I imagine the scene. It is a warm, sunny day, the kind of day which makes you stop and pause from the routine of daily life to breathe and just feel the energy of it. The children of Israel have temporarily stopped from their continual movement and wanderings to build a mishkan, a sanctuary. Since daybreak, a line of people have been slowly weaving their way across the desert sands, bearing their terumah, the gifts from their hearts, gifts for the holy work of creating a mishkan. The colors are spectacular; crimson cloths waving in the breeze, mingling with the purple yarns and the blue silks. The sunlight glints off the golden pieces being brought to construct the lamp-stands and rings, tapestries and pieces of cloth, jars of golden oil, wicks and bowls to make the lamps, stone masons carrying their tools, all in a line waiting for the instructions about where to put their contribution, what to do with the pieces they brought forth.
I imagine the feelings of the Israelites; the ones who had been freed from slavery, heard the voice of God, witnessed the power of God’s miracles. They did not have much, for each of them had fled the fleshpots of Egypt with little more than the clothing on their backs, some gold and jewels from the Egyptian women. But each of them gathered their belongings, items of sentimental value, things which reminded them of Egypt, of family, friends, loved ones who toiled beside them during the arduous years of enslavement, those who were no longer beside them. God had asked for terumah, but not just any gift, a gift from the heart, a gift which, when placed in the tabernacle would infuse the space with a small piece of the people who constructed it. More than their material wealth, this mishkan was made from raw emotion, from the memories and feelings of a nation who had experienced slavery, intolerance and injustice as well as deliverance and freedom.

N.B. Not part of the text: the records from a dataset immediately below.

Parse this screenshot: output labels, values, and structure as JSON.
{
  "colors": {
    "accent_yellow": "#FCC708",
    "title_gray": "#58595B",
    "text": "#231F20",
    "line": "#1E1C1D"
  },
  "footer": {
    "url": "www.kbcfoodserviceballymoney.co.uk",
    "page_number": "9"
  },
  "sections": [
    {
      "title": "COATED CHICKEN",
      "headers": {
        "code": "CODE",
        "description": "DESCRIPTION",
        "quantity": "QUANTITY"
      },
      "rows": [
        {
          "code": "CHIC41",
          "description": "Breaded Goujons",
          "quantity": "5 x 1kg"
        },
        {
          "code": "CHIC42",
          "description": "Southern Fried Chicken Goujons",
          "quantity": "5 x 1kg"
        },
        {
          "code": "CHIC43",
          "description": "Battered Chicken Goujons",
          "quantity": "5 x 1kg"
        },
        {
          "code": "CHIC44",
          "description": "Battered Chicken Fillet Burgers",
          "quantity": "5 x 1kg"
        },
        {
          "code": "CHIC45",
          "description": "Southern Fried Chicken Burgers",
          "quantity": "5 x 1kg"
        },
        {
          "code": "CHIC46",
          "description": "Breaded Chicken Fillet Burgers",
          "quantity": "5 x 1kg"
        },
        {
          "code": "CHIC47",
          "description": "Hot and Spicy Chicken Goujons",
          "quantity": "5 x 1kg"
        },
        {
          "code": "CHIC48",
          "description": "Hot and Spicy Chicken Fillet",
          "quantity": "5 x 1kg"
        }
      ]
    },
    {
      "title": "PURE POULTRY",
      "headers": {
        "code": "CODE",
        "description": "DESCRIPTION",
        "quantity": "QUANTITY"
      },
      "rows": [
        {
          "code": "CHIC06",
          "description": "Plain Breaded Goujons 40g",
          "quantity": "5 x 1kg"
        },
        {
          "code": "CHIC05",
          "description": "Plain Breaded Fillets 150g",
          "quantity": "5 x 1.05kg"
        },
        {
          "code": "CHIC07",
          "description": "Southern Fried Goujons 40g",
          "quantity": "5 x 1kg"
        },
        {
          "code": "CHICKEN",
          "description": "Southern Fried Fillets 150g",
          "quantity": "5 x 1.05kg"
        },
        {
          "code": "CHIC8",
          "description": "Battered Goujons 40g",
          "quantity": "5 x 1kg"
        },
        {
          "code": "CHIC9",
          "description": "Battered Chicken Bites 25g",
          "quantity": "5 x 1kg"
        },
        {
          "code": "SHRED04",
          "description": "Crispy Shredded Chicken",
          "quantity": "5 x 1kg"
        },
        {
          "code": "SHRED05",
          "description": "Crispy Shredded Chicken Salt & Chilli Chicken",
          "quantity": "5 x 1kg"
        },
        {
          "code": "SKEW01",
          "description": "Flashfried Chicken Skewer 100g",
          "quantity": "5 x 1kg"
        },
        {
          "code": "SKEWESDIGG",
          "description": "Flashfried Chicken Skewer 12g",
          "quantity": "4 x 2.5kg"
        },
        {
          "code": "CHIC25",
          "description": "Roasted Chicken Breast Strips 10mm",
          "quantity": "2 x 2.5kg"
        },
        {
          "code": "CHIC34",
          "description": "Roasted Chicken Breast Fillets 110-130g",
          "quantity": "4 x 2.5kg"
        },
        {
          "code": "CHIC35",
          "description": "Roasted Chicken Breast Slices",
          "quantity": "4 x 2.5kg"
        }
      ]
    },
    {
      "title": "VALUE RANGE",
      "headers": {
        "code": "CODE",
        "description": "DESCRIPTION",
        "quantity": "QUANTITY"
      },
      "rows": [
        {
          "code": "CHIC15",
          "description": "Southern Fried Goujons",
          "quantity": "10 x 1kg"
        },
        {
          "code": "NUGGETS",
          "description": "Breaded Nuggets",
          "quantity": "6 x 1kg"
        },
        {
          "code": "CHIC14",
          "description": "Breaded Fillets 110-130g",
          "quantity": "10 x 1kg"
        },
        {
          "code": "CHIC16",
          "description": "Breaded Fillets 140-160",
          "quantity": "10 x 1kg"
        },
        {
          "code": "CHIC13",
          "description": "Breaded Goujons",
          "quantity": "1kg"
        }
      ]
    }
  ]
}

When the people brought their gifts they added a piece of themselves to the sanctuary and made it their own. Each of them was engaged in holy work, the work of building a dwelling place for God. This Shabbat, as we read the words of this parashah and imagine the creation of the mishkan, we see around us a world which is heavy with pain and suffering, a place crying out to be infused with holiness. Our task is to create a mishkan on earth, a place where God will dwell amongst us and we do that when we give gifts from our hearts, when we reach out and touch one another with goodness and kindness, when we hear the cries of humanity and act. God called upon our people once in the desert, “make me a sanctuary,” a holy place for me to dwell. Do it by bringing gifts from your hearts. God is calling us again to build a sanctuary, to make our world a place of shelter, of peace, brushed with holiness and goodness.
Will we hear the call? Will we bring our pure gifts of the heart?